Die Beförderung ist kostenfrei, die Fahrer sind ehrenamtlich im Einsatz. Angesteuert werden Adressen in der Kernstadt und in den Stadtteilen. Wer mitfahren möchte, muss dies am Vortag bis spätestens 16 Uhr telefonisch anmelden bei der Servicenummer 06061-97 99 77.
Der Bus hat neun Sitze und bietet Stauraum für Rollator, Einkauf oder einen Rollstuhl. Fragen zur Mitgliedschaft im Bürgerbusverein wie auch zum Bürgerbus selbst beantwortet Klaus-Dieter Kuckuk, Telefon 06063-577501, E-Mail: kd.kuckuk@gmx.de. (glb)
Große Resonanz verdeutlicht Wichtigkeit des Projekts
In der Folge kam es im Februar 2016 zu einer Informationsveranstaltung zum Thema Bürgerbus, initiiert vom VdK Bad König, dem Verein zur Förderung von Kur und Tourismus sowie der örtlichen Wählergemeinschaft ZBK. Auch dort zeigte die Präsenz von etwa 180 Bad Königern, wie wichtig diese Sache für die Kurstädter war und ist. Als Vorbild diente ein ähnliches Projekt in Kreuztal/Nordrhein-Westfalen.
Die Gründungsversammlung des Bürgerbusvereins folgte zwei Monate später, nach Anlaufschwierigkeiten stand ein stimmiges Finanzierungskonzept.
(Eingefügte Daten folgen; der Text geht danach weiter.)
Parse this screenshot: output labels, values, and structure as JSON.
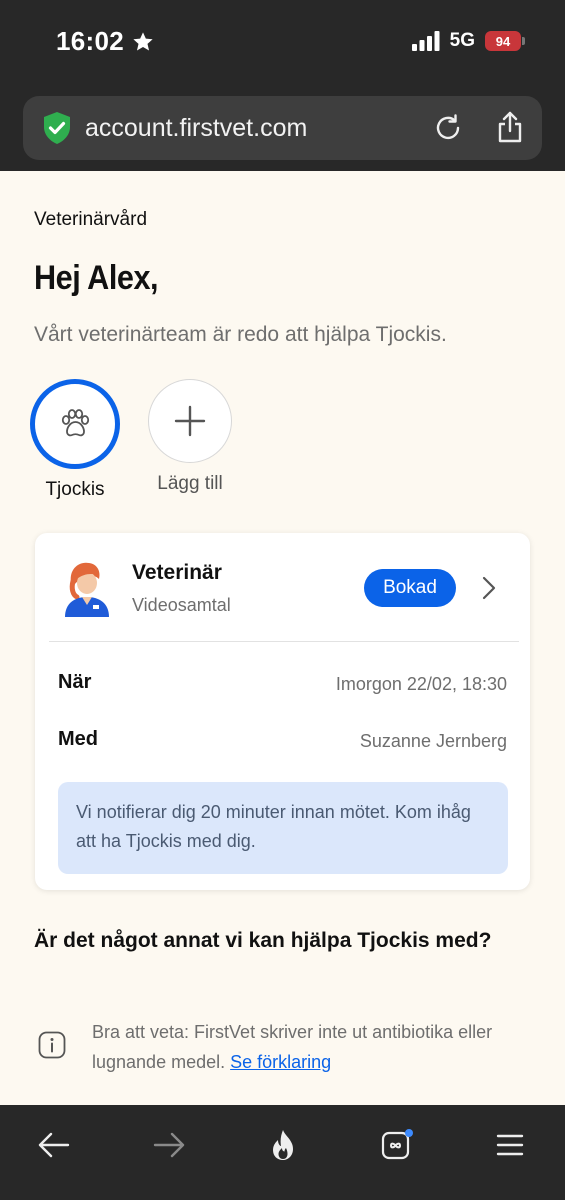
{
  "status_bar": {
    "time": "16:02",
    "network": "5G",
    "battery": "94"
  },
  "browser": {
    "url": "account.firstvet.com"
  },
  "page": {
    "breadcrumb": "Veterinärvård",
    "greeting": "Hej Alex,",
    "subtitle": "Vårt veterinärteam är redo att hjälpa Tjockis.",
    "pets": [
      {
        "label": "Tjockis",
        "icon": "paw-icon",
        "selected": true
      },
      {
        "label": "Lägg till",
        "icon": "plus-icon",
        "selected": false
      }
    ],
    "appointment": {
      "title": "Veterinär",
      "type": "Videosamtal",
      "status": "Bokad",
      "when_label": "När",
      "when_value": "Imorgon 22/02, 18:30",
      "with_label": "Med",
      "with_value": "Suzanne Jernberg",
      "notice": "Vi notifierar dig 20 minuter innan mötet. Kom ihåg att ha Tjockis med dig."
    },
    "question": "Är det något annat vi kan hjälpa Tjockis med?",
    "note": {
      "text": "Bra att veta: FirstVet skriver inte ut antibiotika eller lugnande medel.",
      "link": "Se förklaring"
    }
  },
  "colors": {
    "accent": "#0b63e8",
    "page_bg": "#fdf9f1",
    "chrome_bg": "#282828",
    "info_bg": "#dbe7fb"
  }
}
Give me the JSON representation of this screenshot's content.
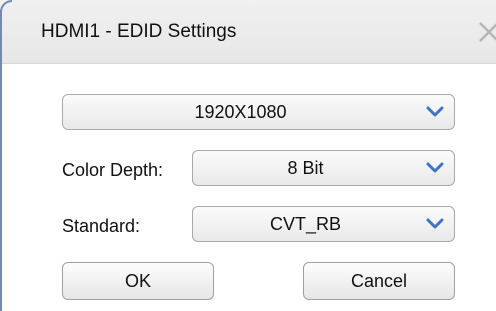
{
  "window": {
    "title": "HDMI1 - EDID Settings",
    "close_icon": "close-icon"
  },
  "resolution": {
    "value": "1920X1080"
  },
  "color_depth": {
    "label": "Color Depth:",
    "value": "8 Bit"
  },
  "standard": {
    "label": "Standard:",
    "value": "CVT_RB"
  },
  "buttons": {
    "ok": "OK",
    "cancel": "Cancel"
  },
  "colors": {
    "arrow": "#3d74c8",
    "accent_edge": "#6e8bb8"
  },
  "icons": {
    "dropdown": "chevron-down-icon"
  }
}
Weil ein Linienbus-System mit öffentlichen Haltestellen auch wegen rechtlicher Knackpunkte in Sachen Personenbeförderung nicht realisierbar war, entschied man sich für das Rufbusmodell mit Abholung vor der Haustür. Im Februar 2017 kam die Zusage der Landesstiftung „Miteinader in Hessen“, die dem Verein eine dreijährige Förderung von insgesamt 18 000 Euro zusagte. Örtliche Sponsoren, darunter Werbeträger auf dem Bus, steuerten weitere Geldmittel bei, die den Kauf eines Busses ermöglichten. Organisatorische Unterstützung fand der Verein bei der Odenwald-Regionalgesellschaft (Oreg) mbH, sie koordiniert dann im Zuge von „Odenwald mobil“ die Fahrtanfragen.
Der Bürgerbusverein agiert seit November 2016 mit neuem Vorstand mit Kuckuk an der Spitze, Nico Biehl als Stellvertreter, Klaus Deitrich als Kassenwart und Reinhard Baron als Rechner. Beisitzer sind Helga Marx, Jürgen Bayer, Jan Lüthje, Roland Recebs und Walter Vierhaus. Seit Anerkennung der Gemeinnützigkeit dürfen Spenden eingeholt werden.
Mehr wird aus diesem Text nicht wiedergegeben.